The video appointment process was as follows:

  1. An email was sent to participants to register on the Healthie platform, and they were walked through the process of downloading and signing in on the mobile app.
  2. A call/text was sent to confirm the appointment, and the participant was to upload the necessary documents to the platform prior to the appointment.
  3. At appointment time, participants receive a notification on their phone, and connect to the appointment via Healthie!
  4. Appointment is completed per protocol.  Handouts and resources are reviewed with the clients and then sent through the platform to participants.

Results of Telehealth Integration and Implications

As the Community Medical Center’s Program in California has started to prove, there is inherently a heavy reliance on technology, particularly amongst the millennial generation. As a result, WIC programs only stand to benefit by embracing such technologies. By partnering with Healthie to provide WIC nutrition education and breastfeeding support resources via telehealth, or video conferencing, WIC in the State of California has been able to “take charge with expanding technology, while still being able to maintain WIC program integrity.”
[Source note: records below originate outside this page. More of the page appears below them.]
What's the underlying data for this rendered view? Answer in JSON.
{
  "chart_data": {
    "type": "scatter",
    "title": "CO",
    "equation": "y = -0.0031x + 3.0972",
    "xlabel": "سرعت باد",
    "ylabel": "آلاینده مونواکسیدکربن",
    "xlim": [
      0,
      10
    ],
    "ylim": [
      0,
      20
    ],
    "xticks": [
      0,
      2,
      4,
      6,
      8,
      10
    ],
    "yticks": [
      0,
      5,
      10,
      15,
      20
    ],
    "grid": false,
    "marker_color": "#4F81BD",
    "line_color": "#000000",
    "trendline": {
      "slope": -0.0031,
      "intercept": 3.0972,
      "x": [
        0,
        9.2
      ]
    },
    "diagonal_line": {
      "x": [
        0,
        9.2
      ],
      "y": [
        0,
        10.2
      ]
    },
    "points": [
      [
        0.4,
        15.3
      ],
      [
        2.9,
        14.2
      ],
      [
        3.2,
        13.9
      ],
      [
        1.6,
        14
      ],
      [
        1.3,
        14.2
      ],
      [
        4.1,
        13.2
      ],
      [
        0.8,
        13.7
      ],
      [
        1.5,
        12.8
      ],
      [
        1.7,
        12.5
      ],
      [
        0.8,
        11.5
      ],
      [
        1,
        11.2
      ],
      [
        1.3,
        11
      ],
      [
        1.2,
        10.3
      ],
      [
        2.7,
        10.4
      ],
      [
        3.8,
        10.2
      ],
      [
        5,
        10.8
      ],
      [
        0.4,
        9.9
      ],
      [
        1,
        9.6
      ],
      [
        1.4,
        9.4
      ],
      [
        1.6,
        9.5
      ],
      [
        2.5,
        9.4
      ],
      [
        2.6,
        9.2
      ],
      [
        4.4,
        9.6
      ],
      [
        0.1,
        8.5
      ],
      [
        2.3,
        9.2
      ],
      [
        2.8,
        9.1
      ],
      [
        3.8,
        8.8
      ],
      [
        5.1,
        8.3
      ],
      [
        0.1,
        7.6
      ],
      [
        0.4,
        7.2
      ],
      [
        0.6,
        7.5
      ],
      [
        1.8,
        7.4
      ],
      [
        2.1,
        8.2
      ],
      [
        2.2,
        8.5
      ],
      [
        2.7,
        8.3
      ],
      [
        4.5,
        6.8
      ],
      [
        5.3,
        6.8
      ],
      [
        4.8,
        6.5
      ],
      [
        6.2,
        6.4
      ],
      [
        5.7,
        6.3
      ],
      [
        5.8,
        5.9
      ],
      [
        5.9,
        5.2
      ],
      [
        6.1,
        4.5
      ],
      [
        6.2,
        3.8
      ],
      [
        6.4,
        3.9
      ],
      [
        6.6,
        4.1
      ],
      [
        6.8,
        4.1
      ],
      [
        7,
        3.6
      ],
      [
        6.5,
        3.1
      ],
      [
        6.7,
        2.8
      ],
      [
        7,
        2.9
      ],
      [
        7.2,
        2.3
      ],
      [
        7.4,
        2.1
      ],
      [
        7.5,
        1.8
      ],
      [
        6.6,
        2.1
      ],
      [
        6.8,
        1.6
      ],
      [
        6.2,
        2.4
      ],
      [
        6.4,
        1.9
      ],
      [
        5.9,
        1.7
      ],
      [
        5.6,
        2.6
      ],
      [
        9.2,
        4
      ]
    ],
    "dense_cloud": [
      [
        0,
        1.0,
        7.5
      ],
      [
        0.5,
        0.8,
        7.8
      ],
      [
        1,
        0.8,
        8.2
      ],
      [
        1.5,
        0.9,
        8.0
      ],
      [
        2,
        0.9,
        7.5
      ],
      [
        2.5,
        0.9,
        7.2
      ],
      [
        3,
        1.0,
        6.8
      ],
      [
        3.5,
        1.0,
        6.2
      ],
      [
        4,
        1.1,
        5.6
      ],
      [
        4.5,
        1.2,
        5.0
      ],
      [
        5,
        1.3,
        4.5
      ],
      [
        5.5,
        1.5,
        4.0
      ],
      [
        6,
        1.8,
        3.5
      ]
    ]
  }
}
Thirty-five WIC families enrolled in the “WIC Video Visits” in the first two months of launch alone, with more families joining the program daily. The goal of the WIC Video Visits program is to boost WIC program enrollment, prove WIC’s relevance in the next generation, and foster a new sense of community, online. Already, Andrea reports that including Healthie’s technology in care has improved convenience, flexibility, efficiency, and marketability too.

As we can see, over the course of a year, there was a positive trend in the percentage of kept video appointments, while office video visits kept remained relatively stagnant.  When asked if they would like to continue doing all of your appointments via video visits, and if it was more convenient to have the appointment virtually, 100% of the participants answered yes to both questions.  They rated Healthie as very easy to use, as well.  

However, the true success of this project doesn’t rely on the numbers, but rather the feedback from the participants.  

  • It’s more convenient because I have a full-time job. Being able to work without going to the WIC office every month makes balancing everything a little easier.
  • It’s simple and easy to use. It’s also very helpful because I don’t have to find a babysitter or have a grumpy/sleepy baby with me at the appointments.
  • I really love this. After having my second child it’s not as easy as it used to be going out. Really convenient for us mothers. Thank you, WIC!
  • It’s a great advancement you have in place. I love it for the convenience of not having to pack my children every time we need to meet.
  • I love having the flexibility to come in or do my appointment virtually.

The next phase of WIC Video Visits or “TeleWIC” is all about growth and expansion. We look forward to continuing to bring telenutrition to WIC centers as a core part of programming.

As Andrea says, “The time has come for WIC to take a bold, proactive step forward and integrate these modern technologies. Now is the time to learn about, test and implement forms of telehealth, including videoconferencing, in WIC agencies.”